The floor was opened to Q&A. A Vashon Island resident said he was concerned that the county had told the social-services organization Entre Hermanos that it would not get a grant they’d been relying on. Braddock promised followup.
Former School Board Director Leslie Harris wondered if the Best Starts for Kids initiative could help fund mental health in schools, given the City Council’s pullback of half the $20 million funding it had promised. Constantine said he hadn’t been following that situation closely enough to comment, but observed that Best Starts for Kids is intended to help kids long before they have problems – it all “goes back to challenges that could have been addressed early on.”
Another question was from 34DDs’ board member Ann Martin, asking Constantine to comment on the importance of the presidential election. He agreed that “this is not just about wanting ‘our team’ to win,” but the way that local governments can “work hand in hand” with the White House, citing a “closer and deeper relationship” with the Biden/Harris Administration. He said he has faith that “Kamala Harris is going to … figure out how to use the power of the federal government to lift us all up.”
That ended the Q&A and segued into the presidential-endorsement do-over vote necessitated by the party’s change at the top of the ticket. The group voted to formally endorse the Harris-Walz ticket. They also voted to formally oppose Initiative 2066, contending “nobody’s coming for your gas stove.” And the group voted in favor of two resolutions – one supporting the app-based workers’ minimum wage, which the City Council is considering scaling back, and another supporting the city’s plan to develop low-income housing at the former Fort Lawton in Magnolia.
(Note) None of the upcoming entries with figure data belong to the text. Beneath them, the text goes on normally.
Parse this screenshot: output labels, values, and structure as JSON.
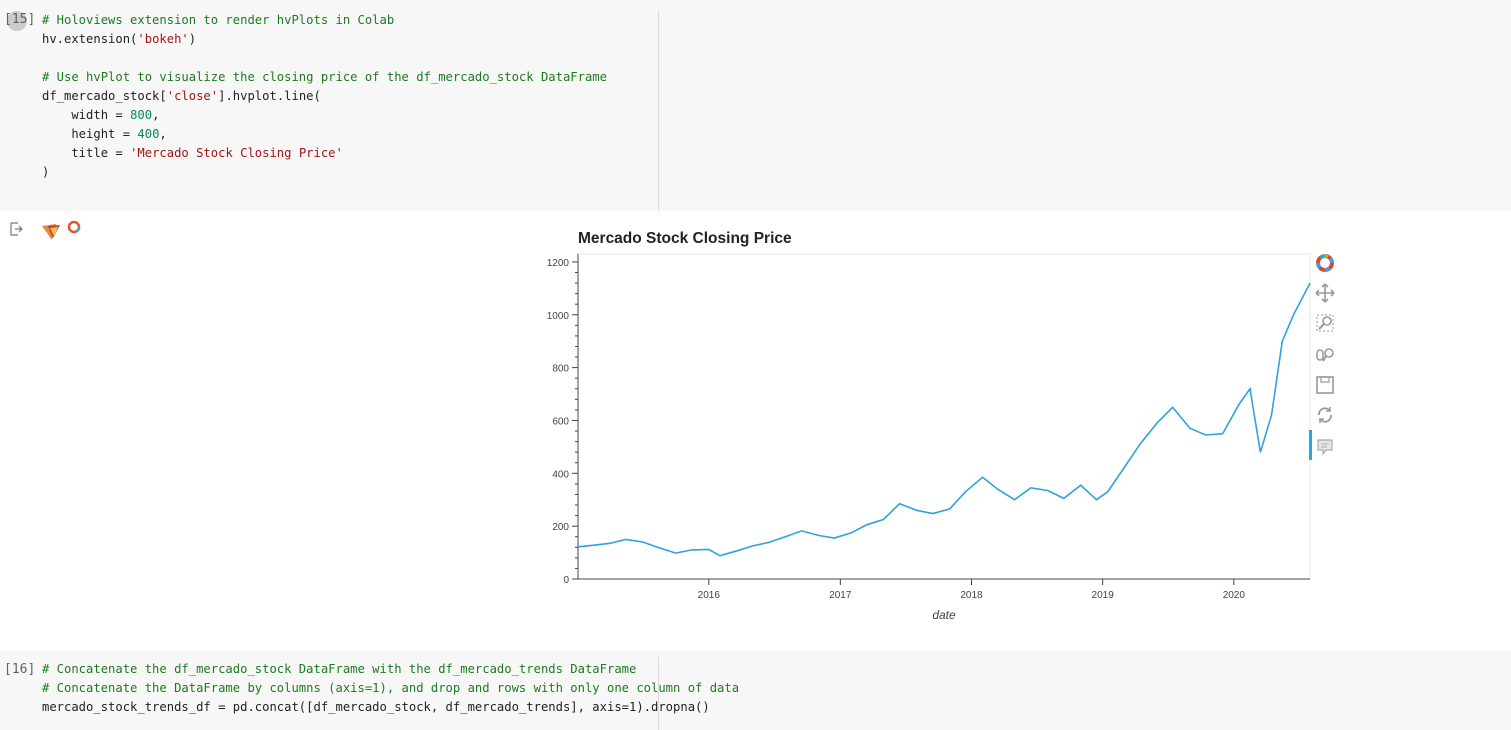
{
  "cell15": {
    "exec_count": "[15]",
    "code_lines": [
      "# Holoviews extension to render hvPlots in Colab",
      "hv.extension('bokeh')",
      "",
      "# Use hvPlot to visualize the closing price of the df_mercado_stock DataFrame",
      "df_mercado_stock['close'].hvplot.line(",
      "    width = 800,",
      "    height = 400,",
      "    title = 'Mercado Stock Closing Price'",
      ")"
    ]
  },
  "cell16": {
    "exec_count": "[16]",
    "code_lines": [
      "# Concatenate the df_mercado_stock DataFrame with the df_mercado_trends DataFrame",
      "# Concatenate the DataFrame by columns (axis=1), and drop and rows with only one column of data",
      "mercado_stock_trends_df = pd.concat([df_mercado_stock, df_mercado_trends], axis=1).dropna()"
    ]
  },
  "icons": [
    "output-icon",
    "holoviews-logo",
    "bokeh-logo-icon",
    "pan-icon",
    "box-zoom-icon",
    "wheel-zoom-icon",
    "save-icon",
    "reset-icon",
    "hover-icon"
  ],
  "colors": {
    "line": "#30a2da",
    "comment": "#1f7a1f",
    "string": "#a31515",
    "number": "#09885a"
  },
  "chart_data": {
    "type": "line",
    "title": "Mercado Stock Closing Price",
    "xlabel": "date",
    "ylabel": "",
    "ylim": [
      0,
      1230
    ],
    "xlim": [
      "2015-01-02",
      "2020-07-31"
    ],
    "x_ticks": [
      "2016",
      "2017",
      "2018",
      "2019",
      "2020"
    ],
    "y_ticks": [
      "0",
      "200",
      "400",
      "600",
      "800",
      "1000",
      "1200"
    ],
    "series": [
      {
        "x": [
          "2015-01-02",
          "2015-02-15",
          "2015-04-01",
          "2015-05-15",
          "2015-07-01",
          "2015-08-15",
          "2015-10-01",
          "2015-11-15",
          "2016-01-01",
          "2016-02-01",
          "2016-03-15",
          "2016-05-01",
          "2016-06-15",
          "2016-08-01",
          "2016-09-15",
          "2016-11-01",
          "2016-12-15",
          "2017-02-01",
          "2017-03-15",
          "2017-05-01",
          "2017-06-15",
          "2017-08-01",
          "2017-09-15",
          "2017-11-01",
          "2017-12-15",
          "2018-02-01",
          "2018-03-15",
          "2018-05-01",
          "2018-06-15",
          "2018-08-01",
          "2018-09-15",
          "2018-11-01",
          "2018-12-15",
          "2019-01-15",
          "2019-03-01",
          "2019-04-15",
          "2019-06-01",
          "2019-07-15",
          "2019-09-01",
          "2019-10-15",
          "2019-12-01",
          "2020-01-15",
          "2020-02-15",
          "2020-03-15",
          "2020-04-15",
          "2020-05-15",
          "2020-06-15",
          "2020-07-31"
        ],
        "values": [
          122,
          128,
          135,
          150,
          140,
          118,
          98,
          110,
          112,
          88,
          105,
          125,
          138,
          160,
          182,
          165,
          155,
          175,
          205,
          225,
          285,
          260,
          248,
          265,
          330,
          385,
          340,
          300,
          345,
          335,
          305,
          355,
          300,
          330,
          420,
          510,
          590,
          650,
          570,
          545,
          550,
          660,
          720,
          480,
          620,
          900,
          1000,
          1120
        ]
      }
    ]
  }
}
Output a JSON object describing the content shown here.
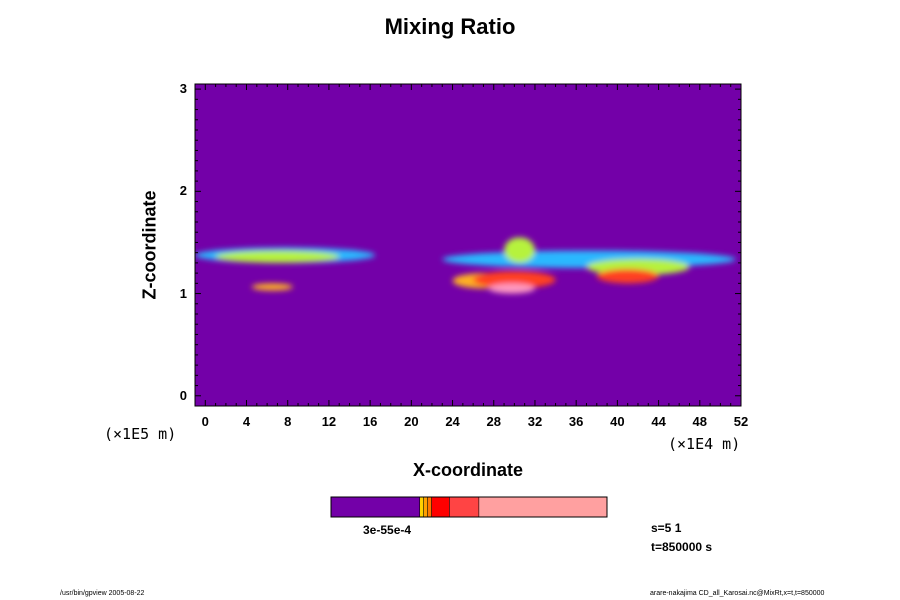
{
  "chart_data": {
    "type": "heatmap",
    "title": "Mixing Ratio",
    "xlabel": "X-coordinate",
    "ylabel": "Z-coordinate",
    "x_unit": "(×1E4 m)",
    "y_unit": "(×1E5 m)",
    "xlim": [
      -1,
      52
    ],
    "ylim": [
      -0.1,
      3.05
    ],
    "x_ticks": [
      "0",
      "4",
      "8",
      "12",
      "16",
      "20",
      "24",
      "28",
      "32",
      "36",
      "40",
      "44",
      "48",
      "52"
    ],
    "x_tick_values": [
      0,
      4,
      8,
      12,
      16,
      20,
      24,
      28,
      32,
      36,
      40,
      44,
      48,
      52
    ],
    "y_ticks": [
      "0",
      "1",
      "2",
      "3"
    ],
    "y_tick_values": [
      0,
      1,
      2,
      3
    ],
    "colorbar": {
      "label": "3e-55e-4",
      "levels": [
        0,
        4.5,
        4.7,
        4.9,
        5.1,
        6.0,
        7.5,
        14.0
      ],
      "colors": [
        "#7300a8",
        "#ffd000",
        "#ffa000",
        "#ff7800",
        "#ff0000",
        "#ff4444",
        "#ffa0a0"
      ]
    },
    "background_color": "#7300a8",
    "regions": [
      {
        "band": 0,
        "x": [
          -1,
          16.5
        ],
        "z": [
          1.3,
          1.45
        ]
      },
      {
        "band": 0,
        "x": [
          23,
          51.5
        ],
        "z": [
          1.25,
          1.42
        ]
      },
      {
        "band": 1,
        "x": [
          1,
          13
        ],
        "z": [
          1.3,
          1.42
        ]
      },
      {
        "band": 1,
        "x": [
          29,
          32
        ],
        "z": [
          1.3,
          1.55
        ]
      },
      {
        "band": 1,
        "x": [
          37,
          47
        ],
        "z": [
          1.18,
          1.34
        ]
      },
      {
        "band": 2,
        "x": [
          4.5,
          8.5
        ],
        "z": [
          1.03,
          1.1
        ]
      },
      {
        "band": 2,
        "x": [
          24,
          30
        ],
        "z": [
          1.05,
          1.2
        ]
      },
      {
        "band": 3,
        "x": [
          26,
          34
        ],
        "z": [
          1.05,
          1.22
        ]
      },
      {
        "band": 3,
        "x": [
          38,
          44
        ],
        "z": [
          1.1,
          1.24
        ]
      },
      {
        "band": 4,
        "x": [
          27.5,
          32
        ],
        "z": [
          1.0,
          1.1
        ]
      }
    ]
  },
  "status": {
    "s": "s=5 1",
    "t": "t=850000 s"
  },
  "footer": {
    "left": "/usr/bin/gpview 2005-08-22",
    "right": "arare-nakajima CD_all_Karosai.nc@MixRt,x=t,t=850000"
  }
}
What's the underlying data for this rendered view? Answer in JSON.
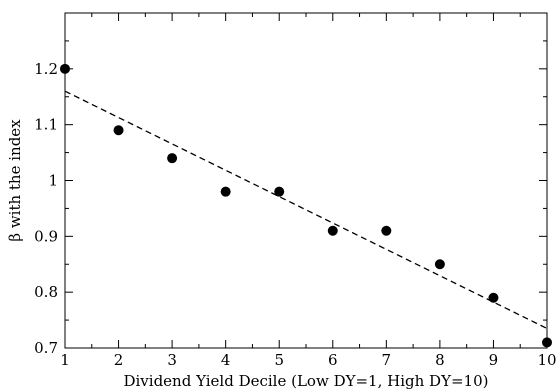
{
  "chart_data": {
    "type": "scatter",
    "title": "",
    "xlabel": "Dividend Yield Decile (Low DY=1, High DY=10)",
    "ylabel": "β with the index",
    "xlim": [
      1,
      10
    ],
    "ylim": [
      0.7,
      1.3
    ],
    "x_ticks": [
      1,
      2,
      3,
      4,
      5,
      6,
      7,
      8,
      9,
      10
    ],
    "x_tick_labels": [
      "1",
      "2",
      "3",
      "4",
      "5",
      "6",
      "7",
      "8",
      "9",
      "10"
    ],
    "y_ticks": [
      0.7,
      0.8,
      0.9,
      1.0,
      1.1,
      1.2
    ],
    "y_tick_labels": [
      "0.7",
      "0.8",
      "0.9",
      "1",
      "1.1",
      "1.2"
    ],
    "grid": false,
    "legend": "none",
    "series": [
      {
        "x": [
          1,
          2,
          3,
          4,
          5,
          6,
          7,
          8,
          9,
          10
        ],
        "values": [
          1.2,
          1.09,
          1.04,
          0.98,
          0.98,
          0.91,
          0.91,
          0.85,
          0.79,
          0.71
        ],
        "marker": "circle",
        "color": "#000000"
      }
    ],
    "fit_line": {
      "x": [
        1,
        10
      ],
      "values": [
        1.16,
        0.735
      ],
      "style": "dashed",
      "color": "#000000"
    }
  }
}
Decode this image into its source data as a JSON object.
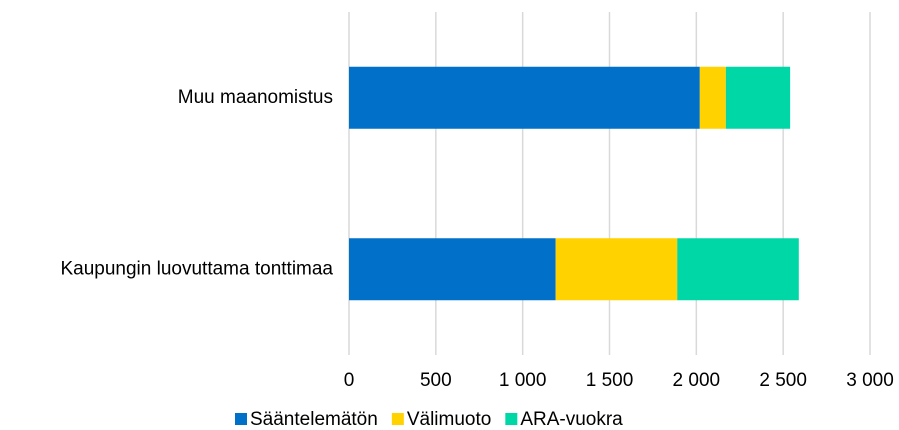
{
  "chart_data": {
    "type": "stacked-bar-horizontal",
    "categories": [
      "Muu maanomistus",
      "Kaupungin luovuttama tonttimaa"
    ],
    "series": [
      {
        "name": "Sääntelemätön",
        "color": "#0070c8",
        "values": [
          2020,
          1190
        ]
      },
      {
        "name": "Välimuoto",
        "color": "#ffd200",
        "values": [
          150,
          700
        ]
      },
      {
        "name": "ARA-vuokra",
        "color": "#00d7a7",
        "values": [
          370,
          700
        ]
      }
    ],
    "xlim": [
      0,
      3000
    ],
    "xticks": [
      0,
      500,
      {
        "value": 1000,
        "label": "1 000"
      },
      {
        "value": 1500,
        "label": "1 500"
      },
      {
        "value": 2000,
        "label": "2 000"
      },
      {
        "value": 2500,
        "label": "2 500"
      },
      {
        "value": 3000,
        "label": "3 000"
      }
    ],
    "grid": true,
    "legend": "bottom"
  }
}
Most 34th DDs meetings are preceded by a pre-meeting presentation; for this one, it was about getting out the vote, highlighted by Postcards for Voters, which meets twice a week to write and send postcards to prospective voters in other parts of the country.
WHAT’S NEXT: Upcoming events announced at the meeting included the West Seattle Democratic Women‘s picnic on August 22, a pop-up social night at Georgetown Brewing on August 23, the 34th DDs’ annual picnic on September 7, and the next meeting September 11, which they say will be the last one they hold online. Watch their website for information on all of the above.